O risco é que, com a desaceleração do ritmo de crescimento da população, o país fique velho antes de ficar rico.

Como a estagnação nas economias avançadas afeta o Brasil? Ela significa uma diminuição dos mercados para as commodities brasileiras ou de investimentos no país? Antes de se tornar avançado, o Brasil pode já ter estagnado? “Esses países não consomem tantas commodities há muito tempo”, diz o economista Alexandre Schwartsman, ex-diretor de assuntos internacionais do Banco Central. “Eles dependem muito mais da China e da Índia, as grandes economias que estão crescendo.” Schwartsman lembra que o cenário foi favorável ao Brasil até 2013, pela combinação de preços altos das commodities com a liquidez abundante.

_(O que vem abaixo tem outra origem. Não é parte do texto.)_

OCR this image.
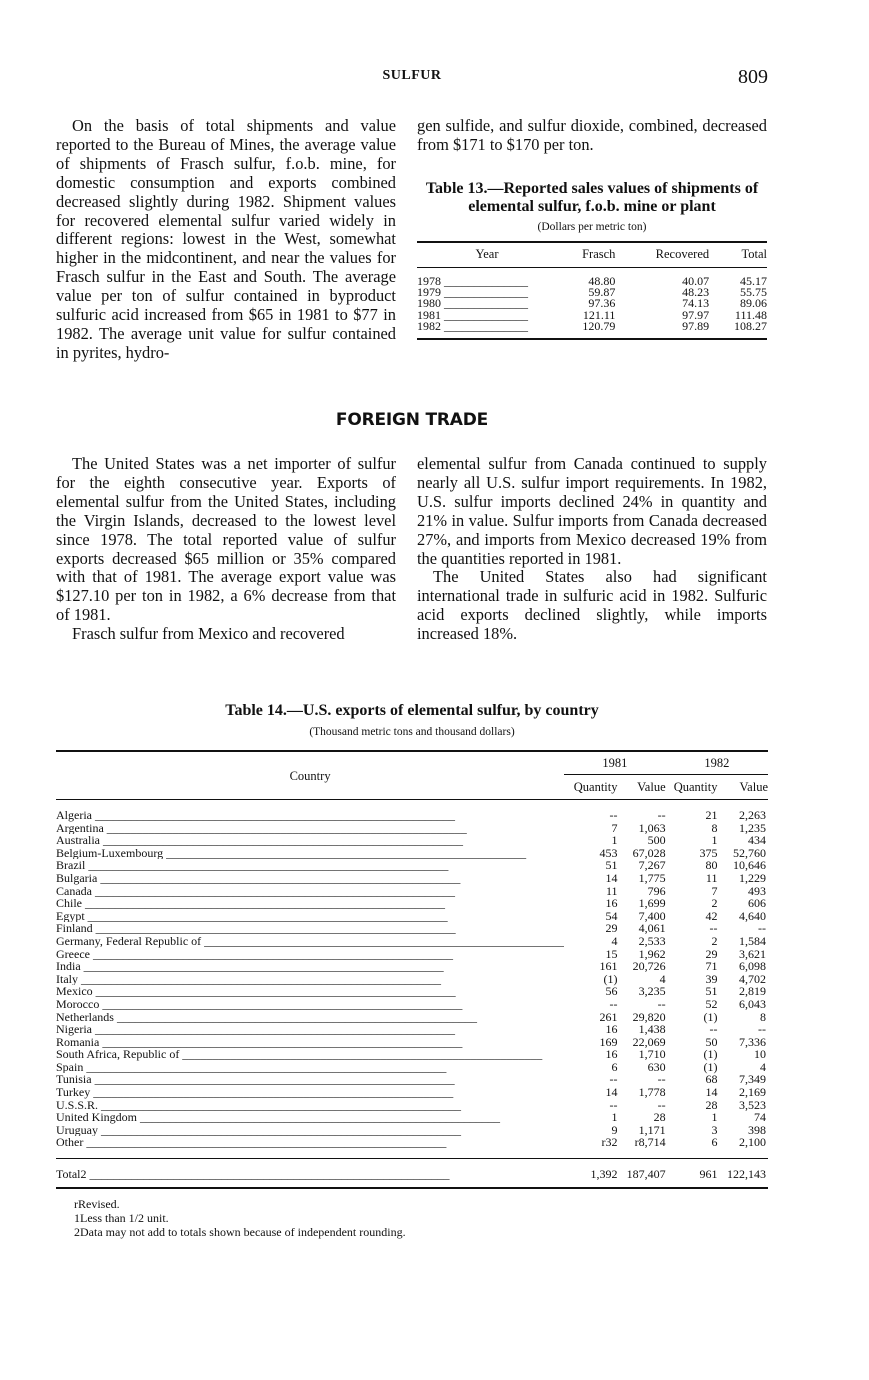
SULFUR	809

On the basis of total shipments and value reported to the Bureau of Mines, the average value of shipments of Frasch sulfur, f.o.b. mine, for domestic consumption and exports combined decreased slightly during 1982. Shipment values for recovered elemental sulfur varied widely in different regions: lowest in the West, somewhat higher in the midcontinent, and near the values for Frasch sulfur in the East and South. The average value per ton of sulfur contained in byproduct sulfuric acid increased from $65 in 1981 to $77 in 1982. The average unit value for sulfur contained in pyrites, hydro-

gen sulfide, and sulfur dioxide, combined, decreased from $171 to $170 per ton.

Table 13.—Reported sales values of shipments of elemental sulfur, f.o.b. mine or plant
(Dollars per metric ton)
Year	Frasch	Recovered	Total
1978 ______________	48.80	40.07	45.17
1979 ______________	59.87	48.23	55.75
1980 ______________	97.36	74.13	89.06
1981 ______________	121.11	97.97	111.48
1982 ______________	120.79	97.89	108.27
FOREIGN TRADE

The United States was a net importer of sulfur for the eighth consecutive year. Exports of elemental sulfur from the United States, including the Virgin Islands, decreased to the lowest level since 1978. The total reported value of sulfur exports decreased $65 million or 35% compared with that of 1981. The average export value was $127.10 per ton in 1982, a 6% decrease from that of 1981.

Frasch sulfur from Mexico and recovered

elemental sulfur from Canada continued to supply nearly all U.S. sulfur import requirements. In 1982, U.S. sulfur imports declined 24% in quantity and 21% in value. Sulfur imports from Canada decreased 27%, and imports from Mexico decreased 19% from the quantities reported in 1981.

The United States also had significant international trade in sulfuric acid in 1982. Sulfuric acid exports declined slightly, while imports increased 18%.

Table 14.—U.S. exports of elemental sulfur, by country
(Thousand metric tons and thousand dollars)
Country	1981		1982	
	Quantity	Value	Quantity	Value
Algeria ____________________________________________________________	--	--	21	2,263
Argentina ____________________________________________________________	7	1,063	8	1,235
Australia ____________________________________________________________	1	500	1	434
Belgium-Luxembourg ____________________________________________________________	453	67,028	375	52,760
Brazil ____________________________________________________________	51	7,267	80	10,646
Bulgaria ____________________________________________________________	14	1,775	11	1,229
Canada ____________________________________________________________	11	796	7	493
Chile ____________________________________________________________	16	1,699	2	606
Egypt ____________________________________________________________	54	7,400	42	4,640
Finland ____________________________________________________________	29	4,061	--	--
Germany, Federal Republic of ____________________________________________________________	4	2,533	2	1,584
Greece ____________________________________________________________	15	1,962	29	3,621
India ____________________________________________________________	161	20,726	71	6,098
Italy ____________________________________________________________	(1)	4	39	4,702
Mexico ____________________________________________________________	56	3,235	51	2,819
Morocco ____________________________________________________________	--	--	52	6,043
Netherlands ____________________________________________________________	261	29,820	(1)	8
Nigeria ____________________________________________________________	16	1,438	--	--
Romania ____________________________________________________________	169	22,069	50	7,336
South Africa, Republic of ____________________________________________________________	16	1,710	(1)	10
Spain ____________________________________________________________	6	630	(1)	4
Tunisia ____________________________________________________________	--	--	68	7,349
Turkey ____________________________________________________________	14	1,778	14	2,169
U.S.S.R. ____________________________________________________________	--	--	28	3,523
United Kingdom ____________________________________________________________	1	28	1	74
Uruguay ____________________________________________________________	9	1,171	3	398
Other ____________________________________________________________	r32	r8,714	6	2,100
Total2 ____________________________________________________________	1,392	187,407	961	122,143
rRevised.
1Less than 1/2 unit.
2Data may not add to totals shown because of independent rounding.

O risco representado pela estagnação, na visão de Schwarstman, é muito mais político que econômico. “Se os países desenvolvidos não conseguirem voltar a crescer, não poderão absorver, com salários decentes, os trabalhadores que perderam o emprego na indústria. O desemprego nos Estados Unidos está abaixo de 5%, mas os salários não cresceram e parte da força do populismo vem daí”, diz. “Na Europa, há situações mais graves, de gente desempregada em vários países. Começaram a aparecer movimentos antiglobalização. Isso me preocupa mais do que preços de commodities e investimentos.”